From the included brenchmarking tests comparing random words of 3 to 20 random chars to other Nuget Levenshtein implementations.
Method | Mean | StdDev | Scaled | Scaled-StdDev | Gen 0 | Allocated |
---|---|---|---|---|---|---|
Fastenshtein | 16.2006 ms | 0.0069 ms | 1.00 | 0.00 | - | 20.48 kB |
FastenshteinStatic | 17.2029 ms | 0.0234 ms | 1.06 | 0.00 | - | 2.81 MB |
StringSimilarity | 24.1955 ms | 0.0280 ms | 1.49 | 0.00 | 329.1667 | 5.87 MB |
NinjaNye | 35.9226 ms | 0.0152 ms | 2.22 | 0.00 | 6337.5000 | 44.21 MB |
TNXStringManipulation | 45.4600 ms | 0.0065 ms | 2.81 | 0.00 | 3329.1667 | 24.63 MB |
MinimumEditDistance | 207.9967 ms | 0.0893 ms | 12.84 | 0.01 | 3404.1667 | 25.59 MB |
int levenshteinDistance = Fastenshtein.Levenshtein.Distance("value1", "value2");
Alternative method for comparing one item against many (quicker due to less memory allocation)
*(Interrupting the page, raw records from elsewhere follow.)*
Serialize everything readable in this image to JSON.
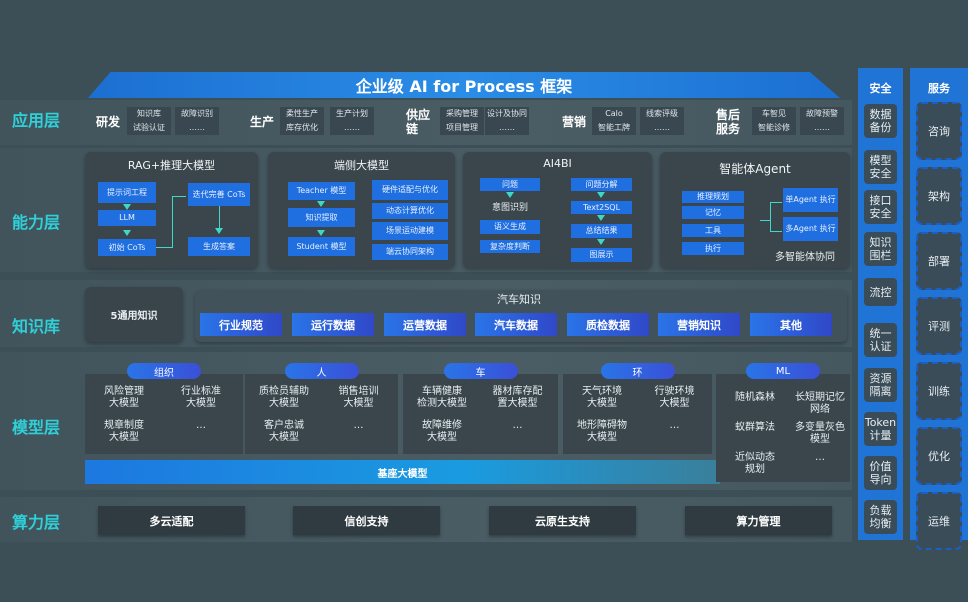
{
  "title": "企业级 AI for Process 框架",
  "layers": {
    "app": "应用层",
    "capability": "能力层",
    "knowledge": "知识库",
    "model": "模型层",
    "compute": "算力层"
  },
  "app": [
    {
      "name": "研发",
      "items": [
        "知识库",
        "故障识别",
        "试验认证",
        "……"
      ]
    },
    {
      "name": "生产",
      "items": [
        "柔性生产",
        "生产计划",
        "库存优化",
        "……"
      ]
    },
    {
      "name": "供应链",
      "items": [
        "采购管理",
        "设计及协同",
        "项目管理",
        "……"
      ]
    },
    {
      "name": "营销",
      "items": [
        "Calo",
        "线索评级",
        "智能工牌",
        "……"
      ]
    },
    {
      "name": "售后服务",
      "items": [
        "车智见",
        "故障预警",
        "智能诊修",
        "……"
      ]
    }
  ],
  "capability": {
    "rag": {
      "title": "RAG+推理大模型",
      "items": [
        "提示词工程",
        "LLM",
        "初始 CoTs",
        "迭代完善 CoTs",
        "生成答案"
      ]
    },
    "edge": {
      "title": "端侧大模型",
      "items": [
        "Teacher 模型",
        "知识提取",
        "Student 模型",
        "硬件适配与优化",
        "动态计算优化",
        "场景运动建模",
        "端云协同架构"
      ]
    },
    "ai4bi": {
      "title": "AI4BI",
      "items": [
        "问题",
        "意图识别",
        "语义生成",
        "复杂度判断",
        "问题分解",
        "Text2SQL",
        "总结结果",
        "图展示"
      ]
    },
    "agent": {
      "title": "智能体Agent",
      "items": [
        "推理规划",
        "记忆",
        "工具",
        "执行",
        "单Agent 执行",
        "多Agent 执行"
      ],
      "footer": "多智能体协同"
    }
  },
  "knowledge": {
    "general": "5通用知识",
    "auto_title": "汽车知识",
    "items": [
      "行业规范",
      "运行数据",
      "运营数据",
      "汽车数据",
      "质检数据",
      "营销知识",
      "其他"
    ]
  },
  "model": {
    "groups": [
      {
        "name": "组织",
        "items": [
          "风险管理\n大模型",
          "行业标准\n大模型",
          "规章制度\n大模型",
          "…"
        ]
      },
      {
        "name": "人",
        "items": [
          "质检员辅助\n大模型",
          "销售培训\n大模型",
          "客户忠诚\n大模型",
          "…"
        ]
      },
      {
        "name": "车",
        "items": [
          "车辆健康\n检测大模型",
          "器材库存配\n置大模型",
          "故障维修\n大模型",
          "…"
        ]
      },
      {
        "name": "环",
        "items": [
          "天气环境\n大模型",
          "行驶环境\n大模型",
          "地形障碍物\n大模型",
          "…"
        ]
      },
      {
        "name": "ML",
        "items": [
          "随机森林",
          "长短期记忆\n网络",
          "蚁群算法",
          "多变量灰色\n模型",
          "近似动态\n规划",
          "…"
        ]
      }
    ],
    "base": "基座大模型"
  },
  "compute": [
    "多云适配",
    "信创支持",
    "云原生支持",
    "算力管理"
  ],
  "security": {
    "title": "安全",
    "items": [
      "数据\n备份",
      "模型\n安全",
      "接口\n安全",
      "知识\n围栏",
      "流控",
      "统一\n认证",
      "资源\n隔离",
      "Token\n计量",
      "价值\n导向",
      "负载\n均衡"
    ]
  },
  "service": {
    "title": "服务",
    "items": [
      "咨询",
      "架构",
      "部署",
      "评测",
      "训练",
      "优化",
      "运维"
    ]
  },
  "colors": {
    "accent": "#1f74d6",
    "label": "#2fd0d8",
    "button": "#1f6fe0",
    "background": "#3c4e56"
  }
}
Fastenshtein.Levenshtein lev = new Fastenshtein.Levenshtein("value1");
foreach (var item in new []{ "value2", "value3", "value4"})
{
int levenshteinDistance = lev.DistanceFrom(item);
}
We will create Fastenshtein as a CLR Scalar-Valued Function within SQL Server. This will allow the fast Levenshtein implementationto be used within SQL Server.
- To enable CLR integration for the server:
sp_configure 'clr enabled', 1
RECONFIGURE
- Place the Fastenshtein.dll on the same computer as the SQL Server instance in a directory that the SQL Server instance has access to. You must use the .Net framework version 4 of Fastenshtein. To create the assembly (dll) either:
- Compile the project “FastenshteinFramework” in Release config in Visual Studio.
OR
- Download the pre-compiled dll from nuget unzip the package and use the dll in \lib\net40-client folder.
- Create the assembly
CREATE ASSEMBLY FastenshteinAssembly FROM 'C:\Fastenshtein.dll' WITH PERMISSION_SET = SAFE
- Then create the function
CREATE FUNCTION [Levenshtein](@value1 [nvarchar](MAX), @value2 [nvarchar](MAX))
RETURNS [int]
AS
EXTERNAL NAME [FastenshteinAssembly].[Fastenshtein.Levenshtein].[Distance]
GO
- It is now ready to be used:
-- Usage
DECLARE @retVal as integer
select @retVal = [dbo].[Levenshtein]('Test','test')
Select @retVal